Zobel said:
I don't understand this comment. Second temple Judaism had various theories about the second power in heaven, proto-Arian beliefs among them (also adoptionism etc). You could potentially see the early Christian Christological controversies as addressing these pre-Christian second temple beliefs. St John of Damascus describes Islam as a Christian heresy way back in this way. At any rate one way to see it is that small-O Orthodox Christian trinitarianism was one of the extant Judaisms in the first century, proto-rabbinic Judaism in the form of pharisaism was another, but there were others. Then Arianism, Adoptionists, Ebionites, etc all become different views which all claimed to exclusively represent authentic Judaism. Only Rabbinic Judaism and Christianity really continued - but there's no reason you couldn't put Islam right there with them.

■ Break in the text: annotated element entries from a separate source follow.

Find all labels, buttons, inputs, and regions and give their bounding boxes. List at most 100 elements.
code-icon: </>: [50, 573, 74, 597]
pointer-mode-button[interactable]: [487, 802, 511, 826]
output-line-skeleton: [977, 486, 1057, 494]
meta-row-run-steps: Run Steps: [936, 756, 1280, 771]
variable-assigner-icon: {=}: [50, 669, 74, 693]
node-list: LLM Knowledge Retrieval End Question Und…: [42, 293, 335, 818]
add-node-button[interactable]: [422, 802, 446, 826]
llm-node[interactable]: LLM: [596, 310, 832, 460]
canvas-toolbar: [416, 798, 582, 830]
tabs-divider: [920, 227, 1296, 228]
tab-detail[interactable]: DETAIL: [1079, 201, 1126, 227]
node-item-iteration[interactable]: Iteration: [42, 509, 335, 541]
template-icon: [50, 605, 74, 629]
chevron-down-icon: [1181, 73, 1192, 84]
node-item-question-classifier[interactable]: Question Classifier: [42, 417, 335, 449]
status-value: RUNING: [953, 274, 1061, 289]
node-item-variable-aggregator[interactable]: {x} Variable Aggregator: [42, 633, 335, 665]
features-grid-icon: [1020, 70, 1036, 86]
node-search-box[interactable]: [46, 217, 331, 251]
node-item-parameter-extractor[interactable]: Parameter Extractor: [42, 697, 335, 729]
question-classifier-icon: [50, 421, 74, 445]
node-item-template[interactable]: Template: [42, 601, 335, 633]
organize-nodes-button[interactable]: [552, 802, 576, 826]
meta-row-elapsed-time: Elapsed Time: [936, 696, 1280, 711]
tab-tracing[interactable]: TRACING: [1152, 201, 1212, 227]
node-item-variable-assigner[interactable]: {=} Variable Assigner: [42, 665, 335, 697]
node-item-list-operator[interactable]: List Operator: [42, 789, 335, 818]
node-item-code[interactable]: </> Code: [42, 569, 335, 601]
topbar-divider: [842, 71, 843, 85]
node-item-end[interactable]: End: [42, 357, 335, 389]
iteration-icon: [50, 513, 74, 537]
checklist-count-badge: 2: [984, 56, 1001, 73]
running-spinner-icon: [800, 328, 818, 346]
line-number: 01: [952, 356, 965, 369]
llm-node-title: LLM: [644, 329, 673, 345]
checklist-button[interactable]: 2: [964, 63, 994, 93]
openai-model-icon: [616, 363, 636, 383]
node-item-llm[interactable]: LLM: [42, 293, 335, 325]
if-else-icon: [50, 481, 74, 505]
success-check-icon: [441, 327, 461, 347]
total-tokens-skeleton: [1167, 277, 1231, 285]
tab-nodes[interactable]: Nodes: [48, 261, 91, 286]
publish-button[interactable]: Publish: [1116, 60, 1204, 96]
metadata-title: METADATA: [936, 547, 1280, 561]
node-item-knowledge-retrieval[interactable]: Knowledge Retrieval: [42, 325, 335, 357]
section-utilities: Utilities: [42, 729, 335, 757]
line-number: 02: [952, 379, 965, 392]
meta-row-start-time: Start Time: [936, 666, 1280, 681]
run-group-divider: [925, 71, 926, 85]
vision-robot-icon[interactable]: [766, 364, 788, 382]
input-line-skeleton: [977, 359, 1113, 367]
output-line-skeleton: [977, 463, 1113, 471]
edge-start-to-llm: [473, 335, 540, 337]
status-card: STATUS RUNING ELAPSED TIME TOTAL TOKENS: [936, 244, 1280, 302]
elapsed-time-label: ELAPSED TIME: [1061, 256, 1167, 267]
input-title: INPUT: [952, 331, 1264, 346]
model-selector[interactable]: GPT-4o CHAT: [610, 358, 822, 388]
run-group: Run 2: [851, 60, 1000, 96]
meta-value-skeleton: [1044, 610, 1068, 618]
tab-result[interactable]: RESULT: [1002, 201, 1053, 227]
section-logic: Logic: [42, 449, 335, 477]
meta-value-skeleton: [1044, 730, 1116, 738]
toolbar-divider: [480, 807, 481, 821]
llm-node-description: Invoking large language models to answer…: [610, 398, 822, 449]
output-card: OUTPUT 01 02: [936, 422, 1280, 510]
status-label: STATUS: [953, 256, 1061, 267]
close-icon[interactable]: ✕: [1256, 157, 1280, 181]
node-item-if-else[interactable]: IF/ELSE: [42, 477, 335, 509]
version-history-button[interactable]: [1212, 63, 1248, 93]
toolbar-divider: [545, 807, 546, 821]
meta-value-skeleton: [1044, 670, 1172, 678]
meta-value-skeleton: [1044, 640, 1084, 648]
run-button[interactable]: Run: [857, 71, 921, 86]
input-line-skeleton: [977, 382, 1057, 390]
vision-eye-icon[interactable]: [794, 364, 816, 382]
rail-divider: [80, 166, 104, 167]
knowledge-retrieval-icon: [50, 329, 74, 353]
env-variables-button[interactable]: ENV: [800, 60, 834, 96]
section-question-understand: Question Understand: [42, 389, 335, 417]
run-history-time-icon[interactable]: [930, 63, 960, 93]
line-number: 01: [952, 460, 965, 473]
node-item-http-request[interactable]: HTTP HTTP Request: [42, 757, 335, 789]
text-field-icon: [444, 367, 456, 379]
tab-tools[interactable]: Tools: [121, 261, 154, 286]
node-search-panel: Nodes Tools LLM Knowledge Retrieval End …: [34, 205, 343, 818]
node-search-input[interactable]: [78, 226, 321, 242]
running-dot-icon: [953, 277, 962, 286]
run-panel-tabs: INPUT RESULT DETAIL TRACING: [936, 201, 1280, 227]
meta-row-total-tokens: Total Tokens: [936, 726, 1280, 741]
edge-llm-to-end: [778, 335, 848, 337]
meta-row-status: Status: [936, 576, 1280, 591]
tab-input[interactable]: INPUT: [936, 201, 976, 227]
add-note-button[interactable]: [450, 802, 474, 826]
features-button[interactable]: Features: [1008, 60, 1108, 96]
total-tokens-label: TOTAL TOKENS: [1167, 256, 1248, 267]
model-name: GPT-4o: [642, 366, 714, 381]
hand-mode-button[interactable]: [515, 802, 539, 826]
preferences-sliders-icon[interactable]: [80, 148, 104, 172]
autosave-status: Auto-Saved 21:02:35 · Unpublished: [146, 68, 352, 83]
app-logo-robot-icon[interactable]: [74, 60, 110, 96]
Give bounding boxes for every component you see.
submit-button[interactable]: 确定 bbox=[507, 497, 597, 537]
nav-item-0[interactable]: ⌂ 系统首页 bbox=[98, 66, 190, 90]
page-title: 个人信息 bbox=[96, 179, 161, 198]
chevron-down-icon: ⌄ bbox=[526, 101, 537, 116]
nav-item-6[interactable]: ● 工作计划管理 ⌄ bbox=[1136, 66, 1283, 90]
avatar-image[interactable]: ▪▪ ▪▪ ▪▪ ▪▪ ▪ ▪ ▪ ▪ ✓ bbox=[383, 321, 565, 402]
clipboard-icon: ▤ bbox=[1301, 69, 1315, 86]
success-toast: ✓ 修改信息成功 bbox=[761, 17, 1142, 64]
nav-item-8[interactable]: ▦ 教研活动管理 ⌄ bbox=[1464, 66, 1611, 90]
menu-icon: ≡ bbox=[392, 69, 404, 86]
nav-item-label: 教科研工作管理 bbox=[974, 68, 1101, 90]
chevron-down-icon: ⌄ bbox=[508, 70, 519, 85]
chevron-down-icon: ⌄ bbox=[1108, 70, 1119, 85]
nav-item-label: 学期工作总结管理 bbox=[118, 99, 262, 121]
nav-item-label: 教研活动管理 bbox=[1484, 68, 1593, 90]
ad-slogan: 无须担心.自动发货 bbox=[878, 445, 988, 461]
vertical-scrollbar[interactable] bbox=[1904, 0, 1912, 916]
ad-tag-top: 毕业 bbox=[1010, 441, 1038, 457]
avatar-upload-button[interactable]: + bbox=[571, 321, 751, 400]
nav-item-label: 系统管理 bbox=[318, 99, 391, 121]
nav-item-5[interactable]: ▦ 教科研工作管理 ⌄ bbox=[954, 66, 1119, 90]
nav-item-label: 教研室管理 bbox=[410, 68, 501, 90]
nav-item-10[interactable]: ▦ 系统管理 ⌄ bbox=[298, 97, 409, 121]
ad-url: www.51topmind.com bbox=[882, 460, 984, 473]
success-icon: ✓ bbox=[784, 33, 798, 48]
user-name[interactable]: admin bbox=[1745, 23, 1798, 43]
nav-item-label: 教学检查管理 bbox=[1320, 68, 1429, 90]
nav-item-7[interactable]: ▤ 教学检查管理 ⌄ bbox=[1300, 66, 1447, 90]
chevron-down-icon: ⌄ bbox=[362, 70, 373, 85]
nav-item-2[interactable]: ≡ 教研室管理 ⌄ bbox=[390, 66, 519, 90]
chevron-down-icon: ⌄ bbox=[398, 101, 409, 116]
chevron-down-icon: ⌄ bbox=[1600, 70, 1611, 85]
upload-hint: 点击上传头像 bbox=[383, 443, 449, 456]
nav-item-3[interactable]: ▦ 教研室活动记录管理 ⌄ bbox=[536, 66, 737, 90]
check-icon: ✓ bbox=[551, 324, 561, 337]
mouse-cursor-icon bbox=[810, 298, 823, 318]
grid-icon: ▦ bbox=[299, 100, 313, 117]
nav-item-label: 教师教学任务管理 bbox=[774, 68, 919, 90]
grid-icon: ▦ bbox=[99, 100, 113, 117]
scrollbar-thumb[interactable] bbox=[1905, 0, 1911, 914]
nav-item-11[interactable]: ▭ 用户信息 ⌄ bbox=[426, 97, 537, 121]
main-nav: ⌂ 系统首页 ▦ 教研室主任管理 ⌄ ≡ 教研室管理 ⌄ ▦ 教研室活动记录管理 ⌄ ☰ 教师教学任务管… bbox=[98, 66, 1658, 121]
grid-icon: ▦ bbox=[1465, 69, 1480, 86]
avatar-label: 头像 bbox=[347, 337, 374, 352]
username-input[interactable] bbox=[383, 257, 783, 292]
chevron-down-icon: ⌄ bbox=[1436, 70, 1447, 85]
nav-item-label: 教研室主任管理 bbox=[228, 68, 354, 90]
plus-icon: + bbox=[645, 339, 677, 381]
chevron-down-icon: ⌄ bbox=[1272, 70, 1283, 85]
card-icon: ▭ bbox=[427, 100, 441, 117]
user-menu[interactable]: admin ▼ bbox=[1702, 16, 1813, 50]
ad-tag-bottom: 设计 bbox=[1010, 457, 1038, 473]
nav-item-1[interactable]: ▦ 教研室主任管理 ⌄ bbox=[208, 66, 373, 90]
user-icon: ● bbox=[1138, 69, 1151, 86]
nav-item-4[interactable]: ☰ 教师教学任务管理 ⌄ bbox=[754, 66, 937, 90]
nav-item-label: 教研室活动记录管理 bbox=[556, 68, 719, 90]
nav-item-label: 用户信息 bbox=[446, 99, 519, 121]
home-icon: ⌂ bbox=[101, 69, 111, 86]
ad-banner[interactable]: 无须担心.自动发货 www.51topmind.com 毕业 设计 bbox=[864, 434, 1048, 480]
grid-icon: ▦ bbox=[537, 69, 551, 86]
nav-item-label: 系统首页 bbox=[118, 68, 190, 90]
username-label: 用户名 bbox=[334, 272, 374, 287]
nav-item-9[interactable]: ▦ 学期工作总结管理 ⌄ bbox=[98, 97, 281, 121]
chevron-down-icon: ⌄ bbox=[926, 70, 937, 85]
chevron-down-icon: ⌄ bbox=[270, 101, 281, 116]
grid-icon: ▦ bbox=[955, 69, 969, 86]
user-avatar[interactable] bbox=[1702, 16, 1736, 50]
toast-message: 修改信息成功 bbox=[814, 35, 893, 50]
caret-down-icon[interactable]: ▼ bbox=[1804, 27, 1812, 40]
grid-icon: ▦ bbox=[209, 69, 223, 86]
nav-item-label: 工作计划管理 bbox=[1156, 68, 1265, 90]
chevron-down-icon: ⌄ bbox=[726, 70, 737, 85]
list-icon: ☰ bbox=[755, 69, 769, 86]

Kinda like football, soccer, rugby all presumably each have early forms but diverged well after their single common ancestor (in this case sometime after Abraham or whatever) but before their final form arrives.
Well, I think both those theories are bunk, so yes, they don't necessarily make sense. I meant specifically that early Islamic practice logically would have overlapped far more with Arab Jewish ritual practice - lending that revisionist theory more credence - than the Syrian school, which is a logical conclusion if you only base your theory off coins and architecture, engage in questionable linguistics, and ignore almost all textual evidence, both Muslim and non-Muslim, to the contrary.
In the sense that Islam is continuation of Judaism, or that it is one of the three extant representations of Judaism today… I think you might garner a vehement denial from a orthodox Sunni Muslim, but I am not inclined to disagree. I buy that the earliest Islam, what existed during Muhammad's time, would have regarded itself as a continuation of the Abrahamic movement. Where I think the crystallisation of Islam as a totally separate movement occurs is not as a reaction to Christianity or Judaism - or as a mythical justification for Arab conquest - but as a result of an internal civil war between three overarching competing ideologies on the nature of religious leadership of the movement and how the role of that leader informs the practices and beliefs of that movement.